乳腺腫瘍 <猫>
乳腺は、左右の乳頭に沿って存在する乳汁を分泌する分泌組織で、乳腺腫瘍はこの乳腺組織が腫瘍化することで起こる病気です。女の子のネコちゃんに多く認められる腫瘍ですが、男の子にもまれにみられます。良性腫瘍と悪性腫瘍がありますがネコちゃんの乳腺腫瘍の80%程度が悪性腫瘍だといわれています。
【原因】
発症の要因として、女性ホルモンやその他のホルモン、遺伝的体質などの影響があるといわれています。避妊していない中高齢以上の女の子のネコちゃんで、乳腺腫瘍の発症率が高いことが知られています。
【症状】
乳腺組織に「しこり」ができます。

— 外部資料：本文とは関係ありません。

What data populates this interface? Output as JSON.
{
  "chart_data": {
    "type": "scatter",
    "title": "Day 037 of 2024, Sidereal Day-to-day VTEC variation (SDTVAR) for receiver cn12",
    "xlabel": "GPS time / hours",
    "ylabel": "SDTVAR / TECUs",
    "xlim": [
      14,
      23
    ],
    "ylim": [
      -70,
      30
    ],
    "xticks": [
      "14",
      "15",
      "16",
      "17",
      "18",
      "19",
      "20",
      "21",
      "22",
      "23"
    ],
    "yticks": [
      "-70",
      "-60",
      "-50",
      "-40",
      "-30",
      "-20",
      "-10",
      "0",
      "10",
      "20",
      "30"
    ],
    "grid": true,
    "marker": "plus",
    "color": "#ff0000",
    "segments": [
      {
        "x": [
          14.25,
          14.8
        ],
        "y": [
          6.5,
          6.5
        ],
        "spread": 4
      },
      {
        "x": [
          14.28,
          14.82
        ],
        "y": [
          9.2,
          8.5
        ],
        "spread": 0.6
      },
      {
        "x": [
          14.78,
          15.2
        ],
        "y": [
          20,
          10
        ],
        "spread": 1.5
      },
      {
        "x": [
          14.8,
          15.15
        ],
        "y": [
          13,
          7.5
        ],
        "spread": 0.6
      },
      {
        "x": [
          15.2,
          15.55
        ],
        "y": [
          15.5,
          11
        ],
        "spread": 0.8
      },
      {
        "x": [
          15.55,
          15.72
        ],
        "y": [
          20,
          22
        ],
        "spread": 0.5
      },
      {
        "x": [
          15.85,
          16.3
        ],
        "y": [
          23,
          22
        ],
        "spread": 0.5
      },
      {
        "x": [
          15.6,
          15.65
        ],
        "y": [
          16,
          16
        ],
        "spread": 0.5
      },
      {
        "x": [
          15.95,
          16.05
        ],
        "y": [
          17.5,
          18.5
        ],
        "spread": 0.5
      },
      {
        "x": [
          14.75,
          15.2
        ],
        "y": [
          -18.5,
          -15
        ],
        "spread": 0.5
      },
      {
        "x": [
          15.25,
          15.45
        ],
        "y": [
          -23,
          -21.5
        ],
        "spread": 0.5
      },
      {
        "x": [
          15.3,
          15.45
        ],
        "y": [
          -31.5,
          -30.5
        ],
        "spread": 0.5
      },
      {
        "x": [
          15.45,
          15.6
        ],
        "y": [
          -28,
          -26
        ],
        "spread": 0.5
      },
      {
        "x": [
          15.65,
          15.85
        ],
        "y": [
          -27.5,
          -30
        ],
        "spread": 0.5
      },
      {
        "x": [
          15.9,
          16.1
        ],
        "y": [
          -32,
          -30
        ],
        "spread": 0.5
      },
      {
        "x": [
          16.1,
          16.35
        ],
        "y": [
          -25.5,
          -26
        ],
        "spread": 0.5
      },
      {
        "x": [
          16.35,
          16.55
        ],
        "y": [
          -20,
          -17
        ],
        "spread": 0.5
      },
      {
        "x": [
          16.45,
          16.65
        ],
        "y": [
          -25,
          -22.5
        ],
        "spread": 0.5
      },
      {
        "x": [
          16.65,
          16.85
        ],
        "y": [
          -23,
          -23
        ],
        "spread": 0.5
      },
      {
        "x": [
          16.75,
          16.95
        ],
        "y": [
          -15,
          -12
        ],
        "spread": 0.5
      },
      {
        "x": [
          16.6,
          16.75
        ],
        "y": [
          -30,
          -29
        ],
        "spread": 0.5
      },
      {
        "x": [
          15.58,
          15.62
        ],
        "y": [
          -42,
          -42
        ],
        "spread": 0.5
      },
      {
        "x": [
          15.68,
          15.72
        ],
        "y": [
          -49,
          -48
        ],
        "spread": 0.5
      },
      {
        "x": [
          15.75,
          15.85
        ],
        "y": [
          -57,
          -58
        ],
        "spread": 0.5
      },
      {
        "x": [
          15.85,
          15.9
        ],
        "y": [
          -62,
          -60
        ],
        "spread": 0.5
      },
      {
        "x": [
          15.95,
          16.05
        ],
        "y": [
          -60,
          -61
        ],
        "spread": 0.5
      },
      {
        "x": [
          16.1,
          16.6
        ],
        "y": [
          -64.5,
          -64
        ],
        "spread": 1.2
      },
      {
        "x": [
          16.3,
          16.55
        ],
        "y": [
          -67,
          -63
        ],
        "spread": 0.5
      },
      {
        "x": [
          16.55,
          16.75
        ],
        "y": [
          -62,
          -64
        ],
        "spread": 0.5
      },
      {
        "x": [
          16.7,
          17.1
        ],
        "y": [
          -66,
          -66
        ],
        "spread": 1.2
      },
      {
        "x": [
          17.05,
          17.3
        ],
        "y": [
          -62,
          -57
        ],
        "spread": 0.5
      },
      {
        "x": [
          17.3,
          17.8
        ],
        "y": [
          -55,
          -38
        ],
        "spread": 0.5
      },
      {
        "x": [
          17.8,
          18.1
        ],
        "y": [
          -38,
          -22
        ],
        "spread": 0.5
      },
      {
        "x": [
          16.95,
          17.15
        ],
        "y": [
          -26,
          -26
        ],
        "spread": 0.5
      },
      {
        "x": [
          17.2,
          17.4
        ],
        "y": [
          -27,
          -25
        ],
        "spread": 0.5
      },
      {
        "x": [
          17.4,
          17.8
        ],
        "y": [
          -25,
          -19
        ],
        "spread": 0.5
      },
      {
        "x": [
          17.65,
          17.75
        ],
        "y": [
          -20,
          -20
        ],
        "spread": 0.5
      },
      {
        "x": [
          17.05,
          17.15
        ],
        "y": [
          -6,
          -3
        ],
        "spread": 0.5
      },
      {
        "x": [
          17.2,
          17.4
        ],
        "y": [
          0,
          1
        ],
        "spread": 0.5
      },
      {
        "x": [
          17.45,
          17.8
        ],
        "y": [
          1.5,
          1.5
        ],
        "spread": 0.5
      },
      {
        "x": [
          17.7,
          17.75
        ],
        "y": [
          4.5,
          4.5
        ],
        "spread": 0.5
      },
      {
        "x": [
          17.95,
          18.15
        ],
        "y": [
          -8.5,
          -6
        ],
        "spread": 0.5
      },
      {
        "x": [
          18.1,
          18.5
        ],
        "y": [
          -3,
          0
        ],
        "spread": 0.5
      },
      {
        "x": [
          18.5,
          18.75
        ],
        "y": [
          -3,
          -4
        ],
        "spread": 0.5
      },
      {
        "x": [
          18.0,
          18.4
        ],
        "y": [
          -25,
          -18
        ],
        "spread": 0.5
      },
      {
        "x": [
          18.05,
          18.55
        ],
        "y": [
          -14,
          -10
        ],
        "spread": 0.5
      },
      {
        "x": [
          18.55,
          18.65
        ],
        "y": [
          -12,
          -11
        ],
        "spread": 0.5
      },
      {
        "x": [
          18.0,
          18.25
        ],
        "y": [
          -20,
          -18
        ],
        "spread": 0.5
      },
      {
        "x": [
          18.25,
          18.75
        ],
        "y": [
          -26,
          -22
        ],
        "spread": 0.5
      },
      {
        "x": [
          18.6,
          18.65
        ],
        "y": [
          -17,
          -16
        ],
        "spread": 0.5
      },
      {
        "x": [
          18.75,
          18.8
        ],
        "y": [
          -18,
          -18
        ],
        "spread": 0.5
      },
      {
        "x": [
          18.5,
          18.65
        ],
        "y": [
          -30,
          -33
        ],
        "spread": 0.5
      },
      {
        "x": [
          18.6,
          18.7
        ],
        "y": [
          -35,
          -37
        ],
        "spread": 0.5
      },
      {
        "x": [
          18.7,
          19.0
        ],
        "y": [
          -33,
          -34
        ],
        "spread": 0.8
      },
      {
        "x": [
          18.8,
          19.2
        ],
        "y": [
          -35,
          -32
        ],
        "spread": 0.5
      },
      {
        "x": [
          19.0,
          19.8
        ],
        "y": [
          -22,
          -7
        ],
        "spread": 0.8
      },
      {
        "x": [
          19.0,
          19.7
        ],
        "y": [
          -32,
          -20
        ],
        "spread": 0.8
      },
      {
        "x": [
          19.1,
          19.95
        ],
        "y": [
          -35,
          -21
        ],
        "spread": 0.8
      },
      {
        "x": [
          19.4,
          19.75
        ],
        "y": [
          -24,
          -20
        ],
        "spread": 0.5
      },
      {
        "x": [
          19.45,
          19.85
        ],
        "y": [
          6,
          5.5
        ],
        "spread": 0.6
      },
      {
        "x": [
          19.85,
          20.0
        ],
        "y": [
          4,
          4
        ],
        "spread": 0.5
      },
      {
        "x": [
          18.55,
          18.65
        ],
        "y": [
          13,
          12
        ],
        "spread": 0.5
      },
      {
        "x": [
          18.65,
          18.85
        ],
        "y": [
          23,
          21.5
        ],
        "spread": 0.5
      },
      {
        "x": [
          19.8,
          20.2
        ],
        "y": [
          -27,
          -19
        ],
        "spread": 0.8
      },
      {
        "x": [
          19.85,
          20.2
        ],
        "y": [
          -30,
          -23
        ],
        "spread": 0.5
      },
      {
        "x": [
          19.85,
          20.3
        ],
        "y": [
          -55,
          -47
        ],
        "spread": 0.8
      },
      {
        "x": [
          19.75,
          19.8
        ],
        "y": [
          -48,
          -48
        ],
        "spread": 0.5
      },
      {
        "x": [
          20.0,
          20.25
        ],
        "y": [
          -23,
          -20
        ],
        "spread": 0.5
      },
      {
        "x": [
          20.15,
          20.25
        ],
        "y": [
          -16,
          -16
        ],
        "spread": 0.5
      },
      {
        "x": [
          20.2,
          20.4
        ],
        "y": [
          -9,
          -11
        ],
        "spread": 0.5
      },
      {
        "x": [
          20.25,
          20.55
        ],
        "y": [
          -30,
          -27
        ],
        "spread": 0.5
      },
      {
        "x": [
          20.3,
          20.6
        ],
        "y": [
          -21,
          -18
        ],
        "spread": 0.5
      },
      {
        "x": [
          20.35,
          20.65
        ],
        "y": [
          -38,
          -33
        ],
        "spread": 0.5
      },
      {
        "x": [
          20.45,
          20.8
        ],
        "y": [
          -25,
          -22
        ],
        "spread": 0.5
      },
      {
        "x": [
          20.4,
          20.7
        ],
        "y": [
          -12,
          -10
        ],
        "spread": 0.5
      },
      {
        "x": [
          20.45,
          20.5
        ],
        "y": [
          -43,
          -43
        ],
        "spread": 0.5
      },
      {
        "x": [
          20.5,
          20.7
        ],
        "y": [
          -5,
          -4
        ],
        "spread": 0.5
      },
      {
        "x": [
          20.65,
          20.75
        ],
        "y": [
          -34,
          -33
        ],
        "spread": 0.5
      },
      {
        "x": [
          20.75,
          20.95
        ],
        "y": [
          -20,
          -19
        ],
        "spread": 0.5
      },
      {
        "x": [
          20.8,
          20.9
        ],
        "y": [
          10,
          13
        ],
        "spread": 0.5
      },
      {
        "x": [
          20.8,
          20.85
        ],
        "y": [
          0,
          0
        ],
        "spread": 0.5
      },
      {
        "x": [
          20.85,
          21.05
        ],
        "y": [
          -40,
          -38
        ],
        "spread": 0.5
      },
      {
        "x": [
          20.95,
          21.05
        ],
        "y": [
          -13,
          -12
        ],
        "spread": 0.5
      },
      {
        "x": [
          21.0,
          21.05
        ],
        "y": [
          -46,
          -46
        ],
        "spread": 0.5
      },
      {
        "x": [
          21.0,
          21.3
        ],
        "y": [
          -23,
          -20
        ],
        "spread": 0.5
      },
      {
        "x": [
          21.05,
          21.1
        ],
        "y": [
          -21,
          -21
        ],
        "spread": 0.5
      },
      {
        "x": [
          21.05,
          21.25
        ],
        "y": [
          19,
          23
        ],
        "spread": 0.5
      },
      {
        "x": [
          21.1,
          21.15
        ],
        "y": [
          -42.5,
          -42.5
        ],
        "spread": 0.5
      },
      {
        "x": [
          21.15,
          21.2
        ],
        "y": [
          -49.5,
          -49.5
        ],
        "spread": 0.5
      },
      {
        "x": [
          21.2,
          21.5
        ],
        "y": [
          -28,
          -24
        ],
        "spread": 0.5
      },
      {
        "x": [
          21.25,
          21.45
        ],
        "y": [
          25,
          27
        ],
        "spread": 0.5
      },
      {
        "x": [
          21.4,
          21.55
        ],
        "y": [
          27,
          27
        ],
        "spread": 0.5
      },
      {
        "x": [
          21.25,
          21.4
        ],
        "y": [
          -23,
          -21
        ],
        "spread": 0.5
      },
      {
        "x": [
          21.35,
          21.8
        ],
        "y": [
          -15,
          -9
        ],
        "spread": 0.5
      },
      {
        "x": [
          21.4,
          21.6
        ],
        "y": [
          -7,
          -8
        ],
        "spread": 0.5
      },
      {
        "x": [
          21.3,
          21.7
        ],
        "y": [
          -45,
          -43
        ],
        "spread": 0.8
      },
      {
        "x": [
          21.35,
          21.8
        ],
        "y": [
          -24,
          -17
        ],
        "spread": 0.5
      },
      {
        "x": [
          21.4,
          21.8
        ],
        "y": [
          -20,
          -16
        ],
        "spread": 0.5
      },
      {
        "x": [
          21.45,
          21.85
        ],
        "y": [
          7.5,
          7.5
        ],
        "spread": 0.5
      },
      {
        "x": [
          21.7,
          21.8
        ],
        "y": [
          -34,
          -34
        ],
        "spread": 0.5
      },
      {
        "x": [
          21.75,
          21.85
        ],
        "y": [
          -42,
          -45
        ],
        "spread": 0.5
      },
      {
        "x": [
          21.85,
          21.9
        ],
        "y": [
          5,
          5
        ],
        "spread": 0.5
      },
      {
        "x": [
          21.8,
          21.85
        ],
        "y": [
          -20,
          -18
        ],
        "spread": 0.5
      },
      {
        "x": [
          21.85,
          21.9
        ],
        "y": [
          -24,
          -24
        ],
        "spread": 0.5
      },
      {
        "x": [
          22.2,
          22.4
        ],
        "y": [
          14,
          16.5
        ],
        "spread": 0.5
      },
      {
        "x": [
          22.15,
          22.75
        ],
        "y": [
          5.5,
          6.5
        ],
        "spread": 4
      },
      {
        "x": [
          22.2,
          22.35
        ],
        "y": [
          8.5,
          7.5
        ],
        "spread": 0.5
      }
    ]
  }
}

胸や脇の下、下腹部、内股までの乳腺に複数ヶ所できる場合もあり、悪性腫瘍の場合は腫瘍の増殖とともに皮膚が破け出血や壊死を起こしたりします。また、リンパ節や肺や肝臓などの他の組織に腫瘍が転移する場合があり、その場合は転移した部位によって様々な症状を引き起こします。
【治療】
早期発見、早期摘出が重要となります。良性腫瘍では、早期摘出で経過が良好な場合が多いですが、悪性腫瘍では、摘出しても再発や他の組織に転移をすることがあり、経過が悪い場合もあります。手術で摘出する治療以外に、抗がん剤治療や放射線治療を行なうこともあり、またそれらの治療を手術と組み合わせて行なう場合もあります。
【予防】
発症には女性ホルモンの影響があるといわれているため、若いうちに避妊手術をすることは、ある程度乳腺腫瘍の予防につながるとはいわれていますが、ネコちゃんはワンちゃんの場合よりも女性ホルモンによる影響は小さいことが知られており、避妊手術後でも発症する場合があります。早期発見、早期摘出が重要なため、日頃からネコちゃんの体をこまめに触ることを心がけ、「しこり」がみられた場合は、早めに動物病院にご相談ください。